« L’Évangile selon Brassens », voilà un titre qui interpelle. Georges Brassens (1921-1981) fait en effet souvent figure de révolté anti-religieux. Avec sa dégaine « d’ours mal léché » au verbe imagé et frondeur, son culte des copains mais son amour de la solitude, hors de toute doctrine établie et fuyant toute collectivité, l’Église catholique n’a pas échappé à ses critiques. Dieu et la foi sont les thèmes les plus récurrents dans son œuvre. Dans soixante-trois de ses chansons on trouve des références à Dieu. Peut-on parler d’ « anticlérical fanatique » ? Dieu est « incompréhensible et taiseux » accablant l’homme de ses fléaux et avare de consolation : « Dieu s’il existe, il exagère/il exagère, /Quand il grêle sur le persil/ C’est bête et méchant. ». Dans l’église qu’il a connue à Sète dans les années 30, lorsque petit il accompagnait sa mère, très pieuse, à la messe, Dieu reste obstinément silencieux. Le Père a t-il cédé la Parole au Fils ? Brassens « un brin » d’admiration pour Jésus, le fils du ciel, le Messie. À deux reprises, Georges Brassens affirme « je ne suis pas l’Antéchrist de service ! ».

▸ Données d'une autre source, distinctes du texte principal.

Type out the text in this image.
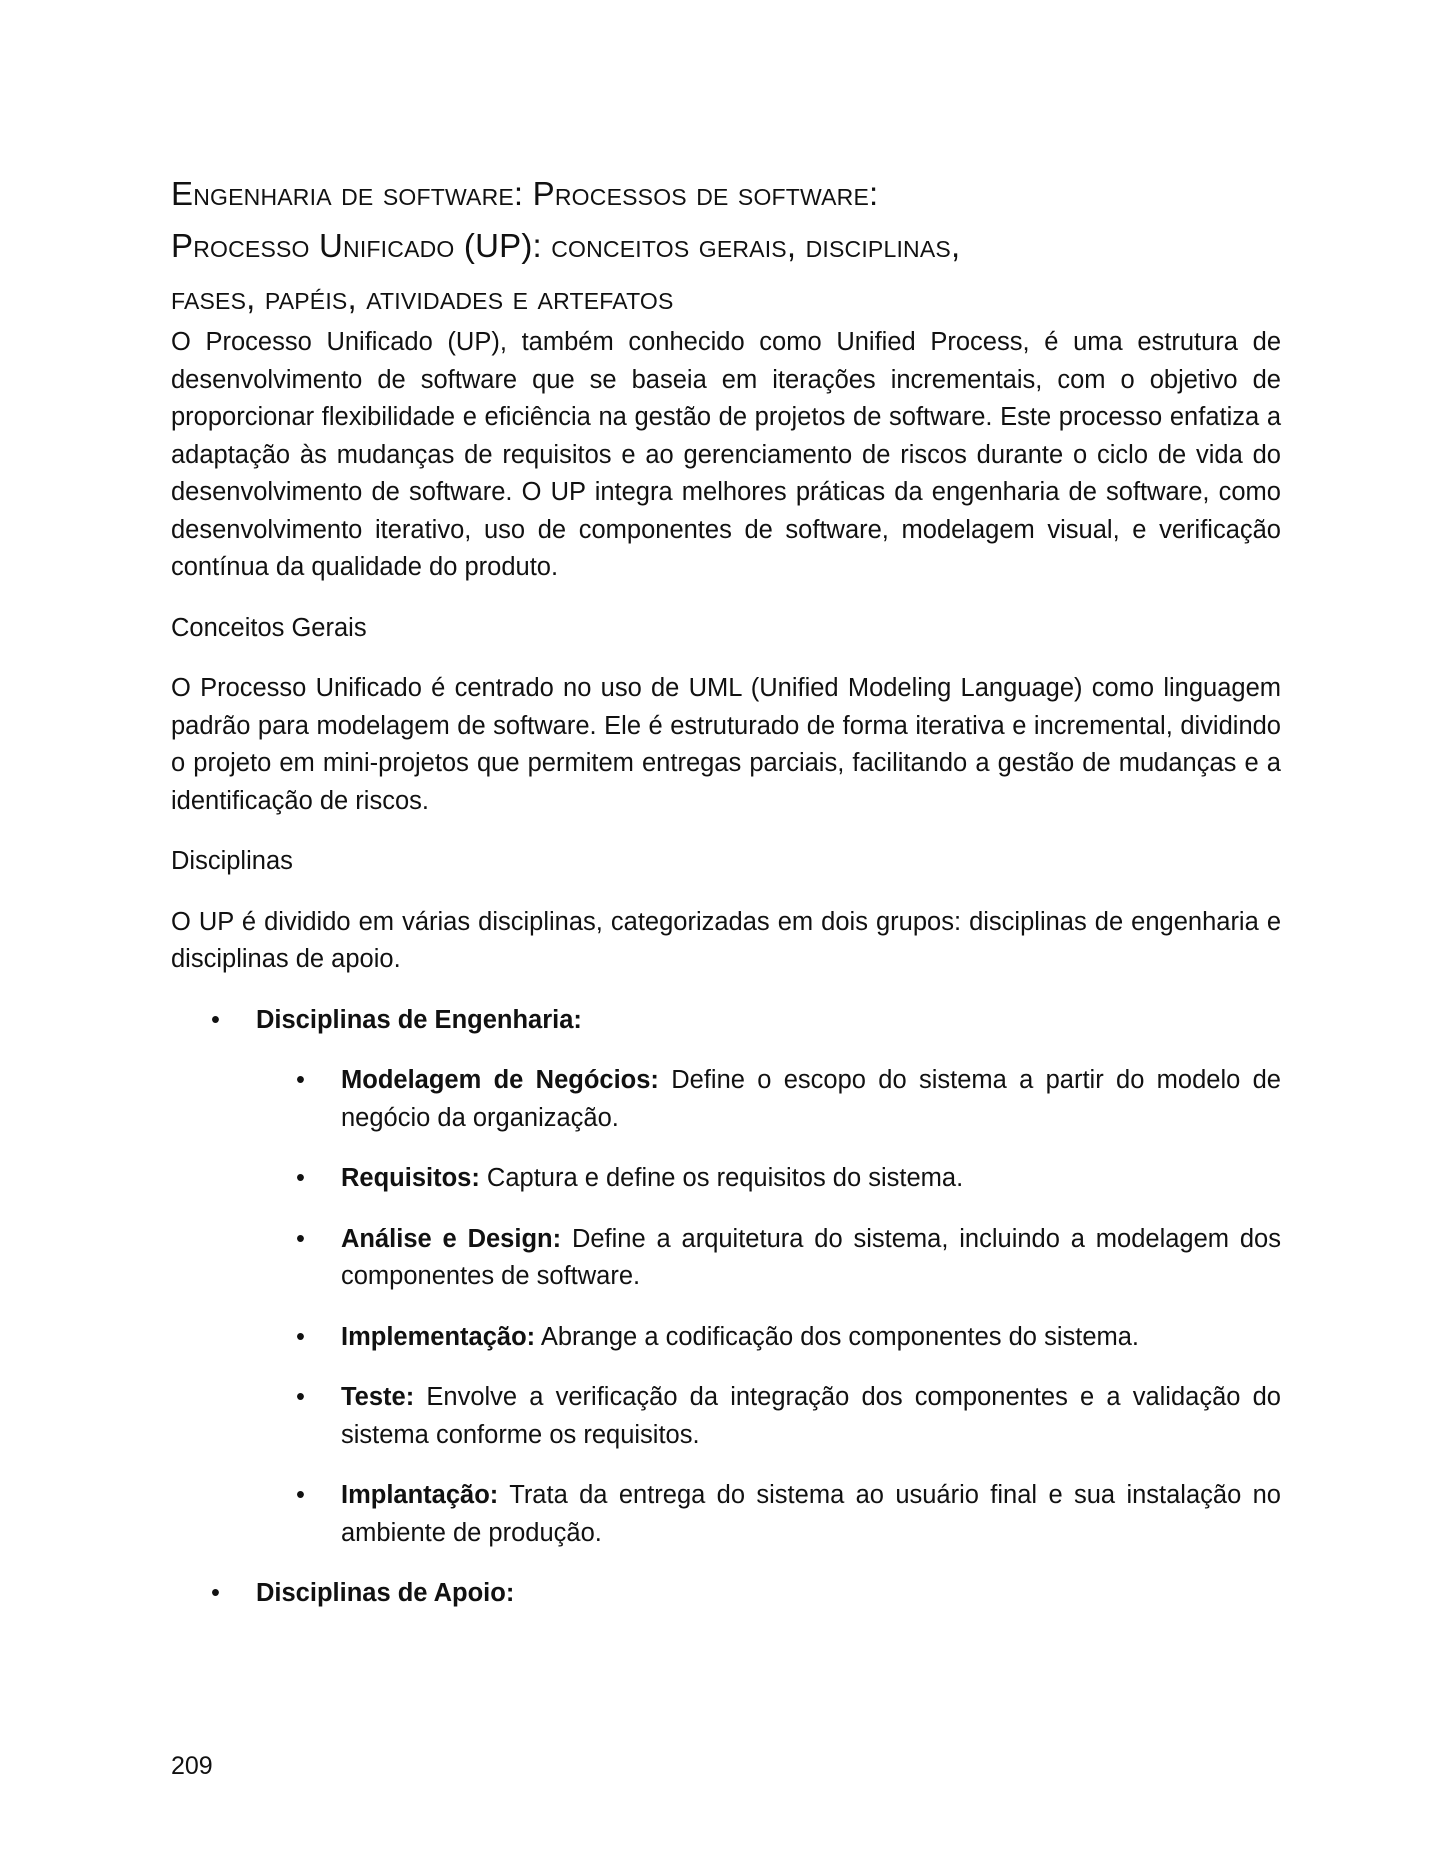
Engenharia de software: Processos de software:
Processo Unificado (UP): conceitos gerais, disciplinas,
fases, papéis, atividades e artefatos

O Processo Unificado (UP), também conhecido como Unified Process, é uma estrutura de desenvolvimento de software que se baseia em iterações incrementais, com o objetivo de proporcionar flexibilidade e eficiência na gestão de projetos de software. Este processo enfatiza a adaptação às mudanças de requisitos e ao gerenciamento de riscos durante o ciclo de vida do desenvolvimento de software. O UP integra melhores práticas da engenharia de software, como desenvolvimento iterativo, uso de componentes de software, modelagem visual, e verificação contínua da qualidade do produto.

Conceitos Gerais

O Processo Unificado é centrado no uso de UML (Unified Modeling Language) como linguagem padrão para modelagem de software. Ele é estruturado de forma iterativa e incremental, dividindo o projeto em mini-projetos que permitem entregas parciais, facilitando a gestão de mudanças e a identificação de riscos.

Disciplinas

O UP é dividido em várias disciplinas, categorizadas em dois grupos: disciplinas de engenharia e disciplinas de apoio.

• Disciplinas de Engenharia:
• Modelagem de Negócios: Define o escopo do sistema a partir do modelo de negócio da organização.
• Requisitos: Captura e define os requisitos do sistema.
• Análise e Design: Define a arquitetura do sistema, incluindo a modelagem dos componentes de software.
• Implementação: Abrange a codificação dos componentes do sistema.
• Teste: Envolve a verificação da integração dos componentes e a validação do sistema conforme os requisitos.
• Implantação: Trata da entrega do sistema ao usuário final e sua instalação no ambiente de produção.
• Disciplinas de Apoio:
209
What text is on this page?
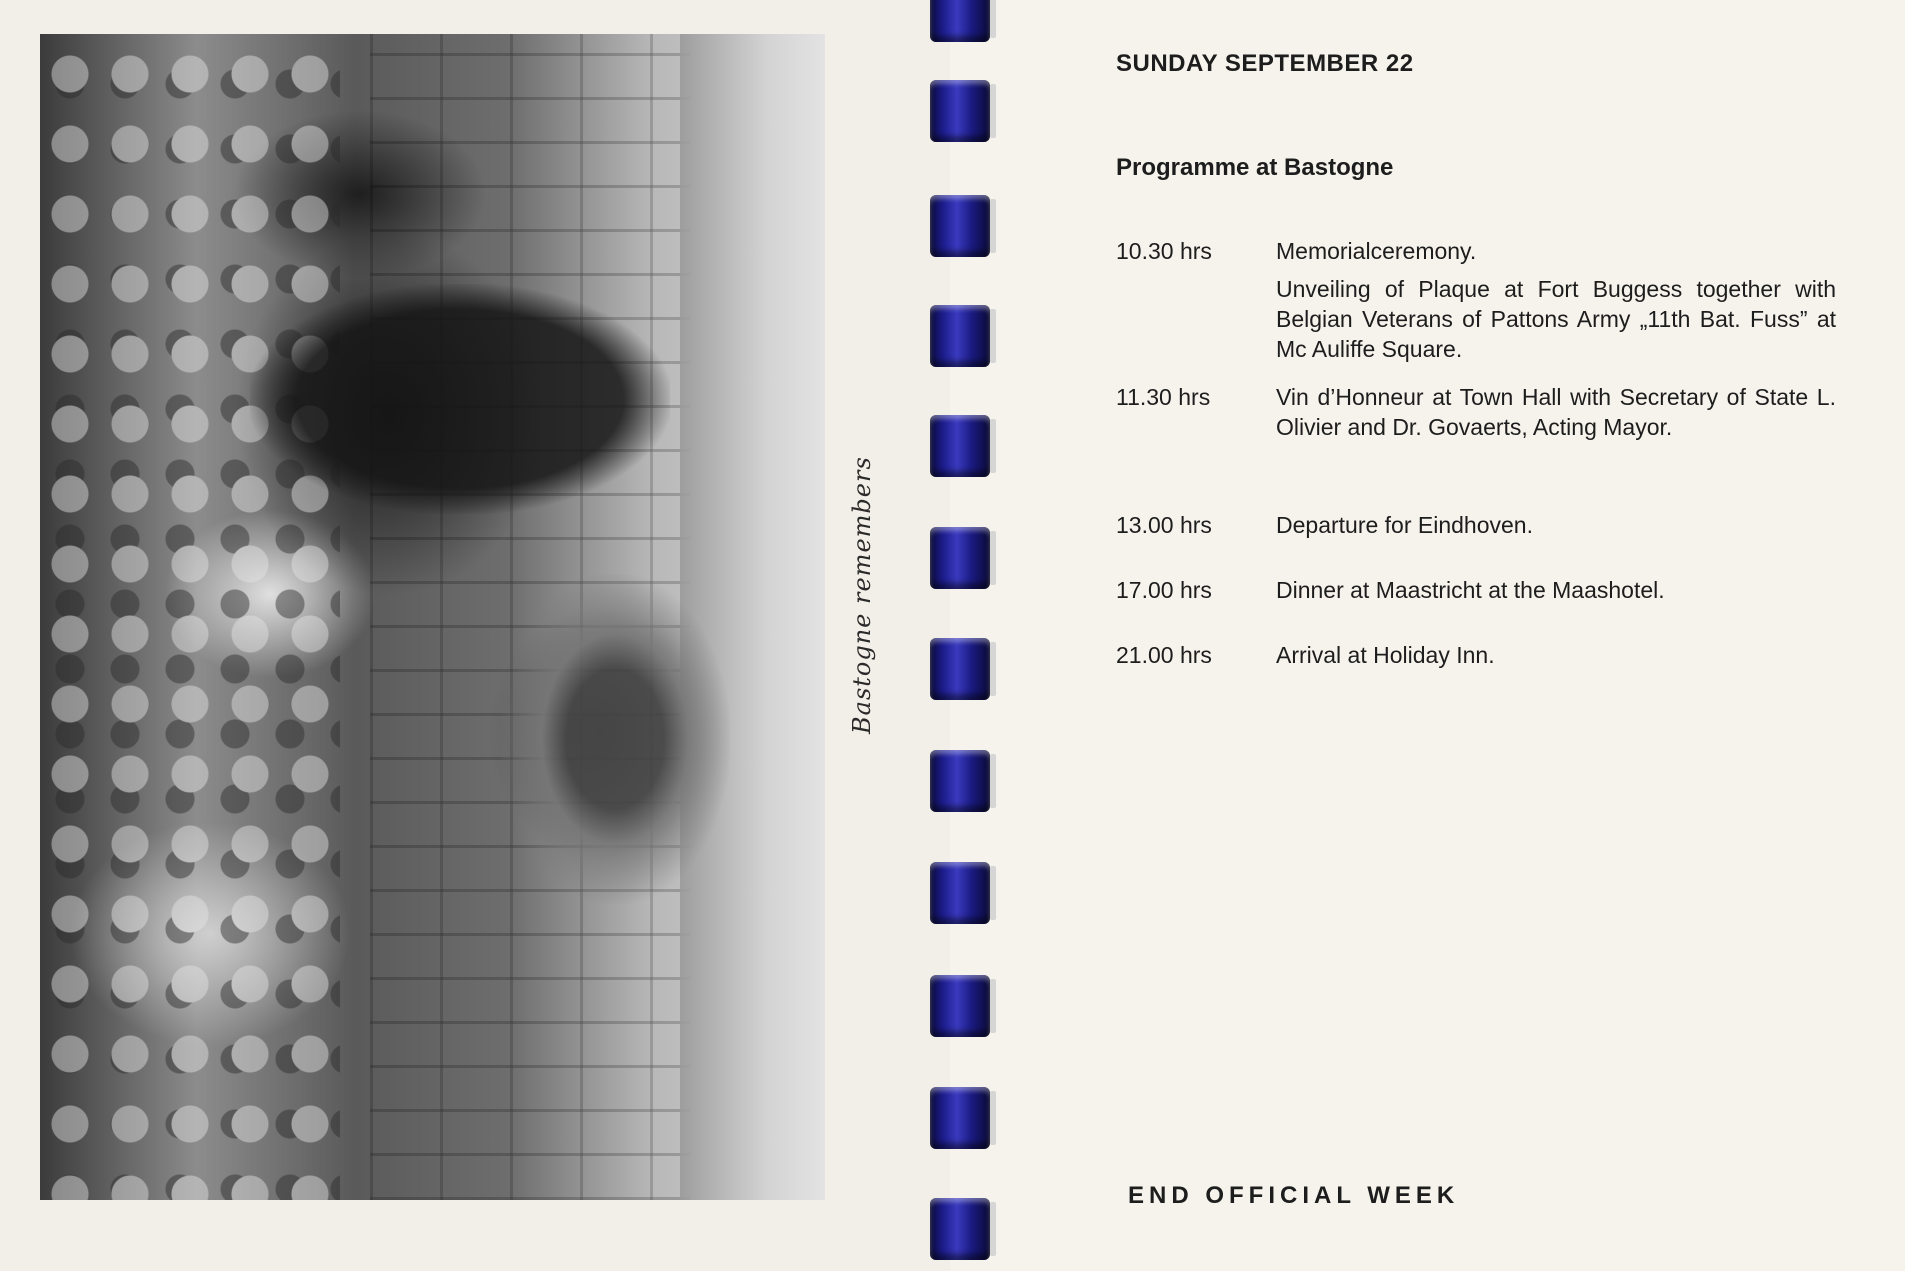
Bastogne remembers
SUNDAY SEPTEMBER 22
Programme at Bastogne
10.30 hrs	Memorialceremony.
Unveiling of Plaque at Fort Buggess together with Belgian Veterans of Pattons Army „11th Bat. Fuss” at Mc Auliffe Square.
11.30 hrs	Vin d’Honneur at Town Hall with Secretary of State L. Olivier and Dr. Govaerts, Acting Mayor.
13.00 hrs	Departure for Eindhoven.
17.00 hrs	Dinner at Maastricht at the Maashotel.
21.00 hrs	Arrival at Holiday Inn.
END OFFICIAL WEEK
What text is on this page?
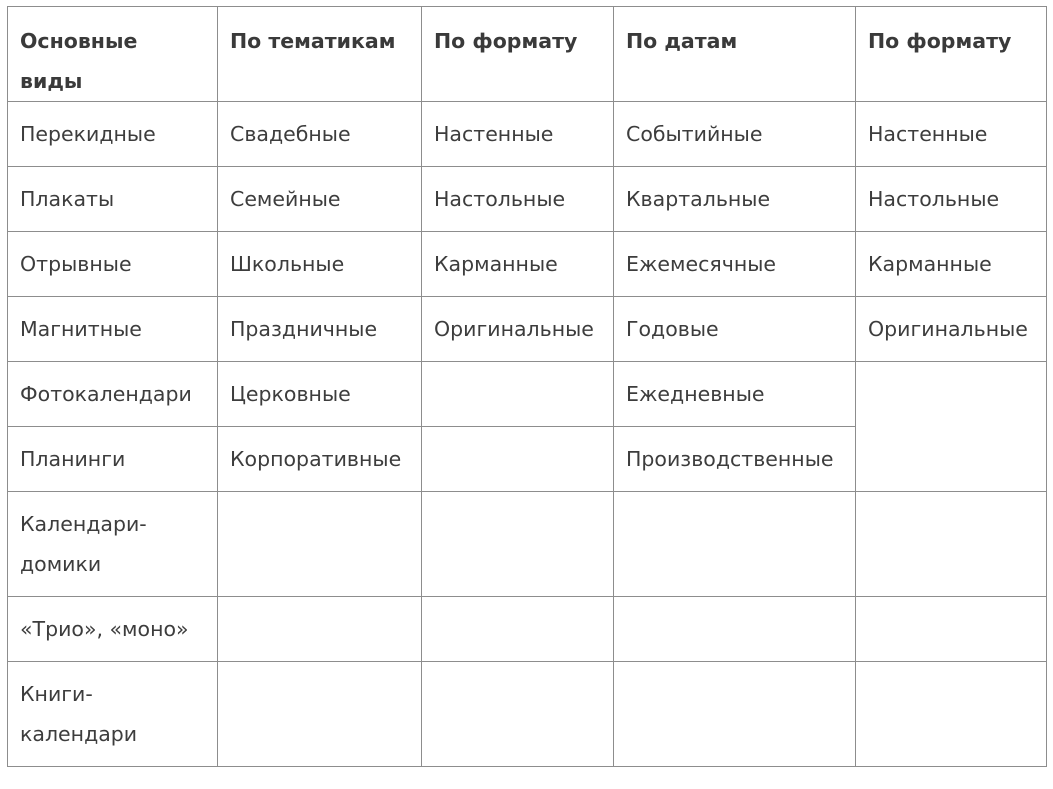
Основные виды	По тематикам	По формату	По датам	По формату
Перекидные	Свадебные	Настенные	Событийные	Настенные
Плакаты	Семейные	Настольные	Квартальные	Настольные
Отрывные	Школьные	Карманные	Ежемесячные	Карманные
Магнитные	Праздничные	Оригинальные	Годовые	Оригинальные
Фотокалендари	Церковные		Ежедневные	
Планинги	Корпоративные		Производственные	

Календари-домики				

«Трио», «моно»				

Книги-календари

L’Évangile est une Bonne Nouvelle, c’est aussi un enseignement, celui du Christ, et de cela Brassens a une profonde compréhension : Les copains d’abord, « L’Évan­gile, ils l’avaient pas lu / mais ils s’ai­maient tout’s voil’s de­hors ». Et dans les « Les quatre bacheliers », après le pardon inattendu du père, Brassens chante « Et si les chrétiens du pays… / jugent que cet homme a failli / ça laisse à penser que pour eux… / l’Évangile, c’est de l’hébreu ». Dans cette chanson, seuls les « bons chrétiens » ne pardonnent pas leur fils. Ce que réprouve Brassens, c’est une Église moins animée par l’Évangile que par la petitesse des hommes. Il rêve d’une justice qui ne serait pas la celle des hommes et qui l’amène à considérer qu’il « ne se conduit pas plus mal que s’il avait la foi ».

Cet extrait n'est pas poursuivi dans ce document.